Staff laid off during closure.
Nearly a decade after a University of Iowa graduate student launched Icon as a school project, the alternative weekly has closed its doors and laid off its staff while the owners seek a buyer.
Craig Hitchcock, chairman of Yesse! Communications, which owns 80 percent of the 14,000-circulation Iowa City paper, admits that the publication’s future is uncertain, although he said he is negotiating with a local couple with a publishing background. Yesse! bought Icon in 1998 from its founders but, Hitchcock said, the paper hasn’t grown as quickly as the company’s four other alt-weeklies, which include AAN members Bloomington Independent, Illinois Times and Impact Weekly.
“We decided at this juncture, we’ve gone as far with Icon as we think is prudent,” Hitchcock said in a recent phone interview. “It just hasn’t rounded the corners as fast as we had hoped.”
All but one of the paper’s nine full-time staffers were laid off after the last issue was published Jan. 25. The receptionist continues to take telephone calls, but said her last day is Feb. 9 unless investors are found.

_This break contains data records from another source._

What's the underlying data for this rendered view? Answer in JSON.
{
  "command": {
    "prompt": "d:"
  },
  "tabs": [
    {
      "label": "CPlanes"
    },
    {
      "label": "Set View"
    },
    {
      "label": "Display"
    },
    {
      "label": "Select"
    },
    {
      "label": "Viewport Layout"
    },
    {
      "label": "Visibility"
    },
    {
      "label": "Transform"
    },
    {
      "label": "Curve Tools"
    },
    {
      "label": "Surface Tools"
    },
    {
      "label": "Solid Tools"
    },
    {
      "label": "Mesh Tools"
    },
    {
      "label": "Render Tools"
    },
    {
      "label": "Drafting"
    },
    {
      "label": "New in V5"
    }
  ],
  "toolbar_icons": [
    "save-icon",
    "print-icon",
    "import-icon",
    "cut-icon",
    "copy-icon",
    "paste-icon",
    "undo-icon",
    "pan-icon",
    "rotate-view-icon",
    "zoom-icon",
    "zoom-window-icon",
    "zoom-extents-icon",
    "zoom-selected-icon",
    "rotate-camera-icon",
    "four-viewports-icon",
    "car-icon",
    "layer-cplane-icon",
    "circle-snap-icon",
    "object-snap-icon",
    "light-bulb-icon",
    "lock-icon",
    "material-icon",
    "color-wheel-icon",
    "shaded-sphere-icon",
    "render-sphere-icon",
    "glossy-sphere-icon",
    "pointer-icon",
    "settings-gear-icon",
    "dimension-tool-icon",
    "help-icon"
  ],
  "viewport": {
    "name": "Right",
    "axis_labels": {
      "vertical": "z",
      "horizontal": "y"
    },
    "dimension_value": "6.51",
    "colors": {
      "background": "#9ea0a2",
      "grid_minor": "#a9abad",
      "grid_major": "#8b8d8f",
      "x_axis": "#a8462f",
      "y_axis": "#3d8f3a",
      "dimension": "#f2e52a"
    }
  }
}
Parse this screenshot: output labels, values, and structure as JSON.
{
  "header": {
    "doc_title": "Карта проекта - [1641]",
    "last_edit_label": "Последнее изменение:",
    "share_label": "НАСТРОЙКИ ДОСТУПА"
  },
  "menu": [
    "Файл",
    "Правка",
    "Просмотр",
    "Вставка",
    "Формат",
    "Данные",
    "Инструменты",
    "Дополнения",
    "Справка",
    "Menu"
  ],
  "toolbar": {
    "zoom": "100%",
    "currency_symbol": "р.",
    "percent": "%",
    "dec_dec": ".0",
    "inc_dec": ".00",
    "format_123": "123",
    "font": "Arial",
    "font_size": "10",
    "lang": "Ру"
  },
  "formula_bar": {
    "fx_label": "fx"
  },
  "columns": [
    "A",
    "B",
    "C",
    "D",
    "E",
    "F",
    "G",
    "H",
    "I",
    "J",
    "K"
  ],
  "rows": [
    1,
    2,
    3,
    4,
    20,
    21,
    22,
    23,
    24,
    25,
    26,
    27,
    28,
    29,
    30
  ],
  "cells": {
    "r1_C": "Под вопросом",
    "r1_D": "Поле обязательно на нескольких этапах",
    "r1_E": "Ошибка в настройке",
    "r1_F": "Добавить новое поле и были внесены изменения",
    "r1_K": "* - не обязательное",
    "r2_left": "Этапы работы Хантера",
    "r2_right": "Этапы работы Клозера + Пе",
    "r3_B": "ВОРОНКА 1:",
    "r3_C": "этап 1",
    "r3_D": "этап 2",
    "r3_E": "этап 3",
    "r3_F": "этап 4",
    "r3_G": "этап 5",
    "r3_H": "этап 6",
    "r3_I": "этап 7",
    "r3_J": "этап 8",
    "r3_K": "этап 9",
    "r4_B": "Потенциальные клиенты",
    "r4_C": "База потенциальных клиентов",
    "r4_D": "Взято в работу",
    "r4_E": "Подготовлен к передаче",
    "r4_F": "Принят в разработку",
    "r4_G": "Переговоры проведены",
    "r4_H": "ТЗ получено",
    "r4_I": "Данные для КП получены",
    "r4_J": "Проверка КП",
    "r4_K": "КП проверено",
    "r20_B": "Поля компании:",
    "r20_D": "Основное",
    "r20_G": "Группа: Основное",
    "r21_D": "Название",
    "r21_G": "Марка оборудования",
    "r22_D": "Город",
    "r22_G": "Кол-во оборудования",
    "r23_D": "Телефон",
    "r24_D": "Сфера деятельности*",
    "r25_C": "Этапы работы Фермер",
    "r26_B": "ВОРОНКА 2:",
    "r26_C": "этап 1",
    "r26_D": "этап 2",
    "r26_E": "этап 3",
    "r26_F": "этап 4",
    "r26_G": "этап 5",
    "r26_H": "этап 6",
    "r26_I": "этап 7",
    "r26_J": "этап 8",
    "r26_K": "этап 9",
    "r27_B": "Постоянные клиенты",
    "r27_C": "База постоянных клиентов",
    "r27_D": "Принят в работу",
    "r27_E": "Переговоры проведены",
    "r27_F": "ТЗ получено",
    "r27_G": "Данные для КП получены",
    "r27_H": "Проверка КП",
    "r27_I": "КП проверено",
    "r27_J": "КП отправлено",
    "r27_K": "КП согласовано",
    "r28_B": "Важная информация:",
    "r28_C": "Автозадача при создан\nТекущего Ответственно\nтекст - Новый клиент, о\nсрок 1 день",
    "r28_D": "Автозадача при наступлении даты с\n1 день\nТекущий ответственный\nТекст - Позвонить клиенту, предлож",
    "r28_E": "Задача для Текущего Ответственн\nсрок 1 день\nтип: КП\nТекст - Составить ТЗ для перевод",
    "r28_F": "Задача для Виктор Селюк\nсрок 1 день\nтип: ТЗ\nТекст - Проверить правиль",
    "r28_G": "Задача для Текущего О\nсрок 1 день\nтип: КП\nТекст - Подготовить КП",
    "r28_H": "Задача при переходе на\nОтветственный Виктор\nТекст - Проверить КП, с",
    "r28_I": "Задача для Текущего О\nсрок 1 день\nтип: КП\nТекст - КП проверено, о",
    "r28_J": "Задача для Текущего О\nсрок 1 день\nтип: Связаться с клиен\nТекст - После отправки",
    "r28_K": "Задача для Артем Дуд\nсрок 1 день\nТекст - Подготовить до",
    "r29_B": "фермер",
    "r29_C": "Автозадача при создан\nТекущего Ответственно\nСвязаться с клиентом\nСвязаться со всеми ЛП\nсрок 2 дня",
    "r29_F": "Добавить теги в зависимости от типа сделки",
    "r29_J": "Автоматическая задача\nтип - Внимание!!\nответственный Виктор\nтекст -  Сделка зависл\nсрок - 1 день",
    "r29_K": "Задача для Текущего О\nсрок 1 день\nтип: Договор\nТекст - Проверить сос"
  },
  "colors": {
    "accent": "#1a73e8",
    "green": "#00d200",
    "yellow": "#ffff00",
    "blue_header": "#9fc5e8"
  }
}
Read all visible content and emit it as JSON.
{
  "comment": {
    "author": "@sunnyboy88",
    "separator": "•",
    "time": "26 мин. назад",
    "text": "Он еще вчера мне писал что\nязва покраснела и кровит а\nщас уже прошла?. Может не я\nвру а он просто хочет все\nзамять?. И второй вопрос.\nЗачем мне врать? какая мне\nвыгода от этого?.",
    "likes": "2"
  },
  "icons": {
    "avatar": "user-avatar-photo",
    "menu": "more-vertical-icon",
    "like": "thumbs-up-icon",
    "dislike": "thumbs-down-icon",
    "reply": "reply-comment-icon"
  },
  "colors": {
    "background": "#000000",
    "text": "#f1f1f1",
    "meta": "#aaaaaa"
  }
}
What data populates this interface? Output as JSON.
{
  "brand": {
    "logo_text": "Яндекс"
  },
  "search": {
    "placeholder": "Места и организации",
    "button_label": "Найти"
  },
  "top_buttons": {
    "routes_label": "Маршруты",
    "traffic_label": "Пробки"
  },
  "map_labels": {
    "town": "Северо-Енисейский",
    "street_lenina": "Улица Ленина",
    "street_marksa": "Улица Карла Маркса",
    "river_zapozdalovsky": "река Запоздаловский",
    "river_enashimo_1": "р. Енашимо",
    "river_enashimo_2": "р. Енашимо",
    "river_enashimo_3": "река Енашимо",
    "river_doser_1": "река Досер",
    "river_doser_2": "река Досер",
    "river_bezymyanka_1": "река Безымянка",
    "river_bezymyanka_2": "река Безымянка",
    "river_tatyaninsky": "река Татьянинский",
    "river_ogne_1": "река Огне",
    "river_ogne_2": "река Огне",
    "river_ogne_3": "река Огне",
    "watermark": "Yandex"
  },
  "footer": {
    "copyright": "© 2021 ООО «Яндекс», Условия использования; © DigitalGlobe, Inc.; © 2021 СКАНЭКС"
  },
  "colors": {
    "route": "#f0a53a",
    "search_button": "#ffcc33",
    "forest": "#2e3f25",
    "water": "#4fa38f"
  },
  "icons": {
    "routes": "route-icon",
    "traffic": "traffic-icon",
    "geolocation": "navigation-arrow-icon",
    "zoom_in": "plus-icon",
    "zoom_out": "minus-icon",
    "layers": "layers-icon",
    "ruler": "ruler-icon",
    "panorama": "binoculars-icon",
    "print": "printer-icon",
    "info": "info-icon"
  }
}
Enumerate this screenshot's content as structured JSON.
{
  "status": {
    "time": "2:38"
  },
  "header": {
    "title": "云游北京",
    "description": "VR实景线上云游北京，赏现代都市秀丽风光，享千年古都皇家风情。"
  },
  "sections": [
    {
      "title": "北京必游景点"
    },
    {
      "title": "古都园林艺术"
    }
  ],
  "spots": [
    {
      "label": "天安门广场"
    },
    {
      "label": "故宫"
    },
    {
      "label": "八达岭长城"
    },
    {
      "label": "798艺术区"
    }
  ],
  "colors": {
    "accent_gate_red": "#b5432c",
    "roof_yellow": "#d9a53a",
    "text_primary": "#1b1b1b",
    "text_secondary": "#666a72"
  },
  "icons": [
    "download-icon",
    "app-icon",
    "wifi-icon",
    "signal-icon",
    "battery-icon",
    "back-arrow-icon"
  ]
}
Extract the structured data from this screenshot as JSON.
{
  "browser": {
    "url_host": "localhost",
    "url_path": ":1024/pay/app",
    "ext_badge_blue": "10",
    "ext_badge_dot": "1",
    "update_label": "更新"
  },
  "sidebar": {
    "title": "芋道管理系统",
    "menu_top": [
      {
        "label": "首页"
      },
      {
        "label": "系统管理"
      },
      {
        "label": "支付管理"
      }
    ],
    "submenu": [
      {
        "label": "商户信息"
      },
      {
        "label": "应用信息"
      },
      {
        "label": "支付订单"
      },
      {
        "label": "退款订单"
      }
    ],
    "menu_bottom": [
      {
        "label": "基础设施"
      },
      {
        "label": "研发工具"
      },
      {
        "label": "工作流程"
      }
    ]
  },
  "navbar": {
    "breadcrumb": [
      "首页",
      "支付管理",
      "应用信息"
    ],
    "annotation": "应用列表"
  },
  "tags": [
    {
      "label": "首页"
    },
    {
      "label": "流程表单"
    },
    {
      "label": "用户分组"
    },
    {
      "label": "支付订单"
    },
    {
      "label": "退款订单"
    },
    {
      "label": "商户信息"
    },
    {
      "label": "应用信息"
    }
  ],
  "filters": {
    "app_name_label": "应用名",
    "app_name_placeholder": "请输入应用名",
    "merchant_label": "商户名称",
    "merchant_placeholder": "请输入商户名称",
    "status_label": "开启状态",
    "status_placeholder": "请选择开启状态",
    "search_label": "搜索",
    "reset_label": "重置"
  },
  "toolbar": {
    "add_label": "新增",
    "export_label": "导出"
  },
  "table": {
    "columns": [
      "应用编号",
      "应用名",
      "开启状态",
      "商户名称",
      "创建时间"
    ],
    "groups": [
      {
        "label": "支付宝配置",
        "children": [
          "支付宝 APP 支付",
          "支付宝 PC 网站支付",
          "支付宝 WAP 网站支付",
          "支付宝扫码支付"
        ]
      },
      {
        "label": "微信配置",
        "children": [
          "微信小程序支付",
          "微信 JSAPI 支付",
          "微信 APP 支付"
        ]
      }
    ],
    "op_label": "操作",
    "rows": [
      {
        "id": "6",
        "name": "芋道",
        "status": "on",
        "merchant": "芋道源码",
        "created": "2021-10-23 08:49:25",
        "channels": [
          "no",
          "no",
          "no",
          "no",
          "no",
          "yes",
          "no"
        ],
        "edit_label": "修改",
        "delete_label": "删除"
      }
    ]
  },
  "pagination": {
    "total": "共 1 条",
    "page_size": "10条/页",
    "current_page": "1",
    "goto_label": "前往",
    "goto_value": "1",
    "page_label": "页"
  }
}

Michelle Rubin began working for Icon four months after it was founded in 1993 by Aaron Wolfe as a University of Iowa j-school master’s project. Now associate editor at Kansas City-based AAN paper PitchWeekly, Rubin said Icon’s coverage of the local arts scene filled a void that was ignored by the local dailies. She left the paper in 1998 shortly after it was sold to Yesse!.
“I think it’s pretty sad,” Rubin said. “I don’t know many people who still work there [but] … I feel pretty bad for them.”
During her tenure at Icon, Rubin saw the weekly expand into nearby Cedar Rapids. Because she helped build the paper, Rubin said watching Icon close has been exceptionally difficult.
“It grew pretty well for five years,” Rubin said. “I wouldn’t say we were making money, but it wasn’t bleeding… If Icon is no more, I hope somebody will step up and [start an alternative paper] because I think Iowa City deserves it.”
Wolfe still owns 20 percent of Icon but said he has little personally invested in the paper since resigning as editor and publisher in 1999 to pursue a career as a chef.
“I had been working 60-80 hours a week,” Wolfe said. “It was taking a physical and emotional toll on me and I wasn’t a very happy person. … I started to think that I wasn’t the right person to take [the paper to] the next level in sales.”
Wolfe remains hopeful that a buyer will be found, but he said he is now primarily focused on his new career.
“I’m going to miss [Icon] as a reader,” he said. “The community doesn’t have anything like it.”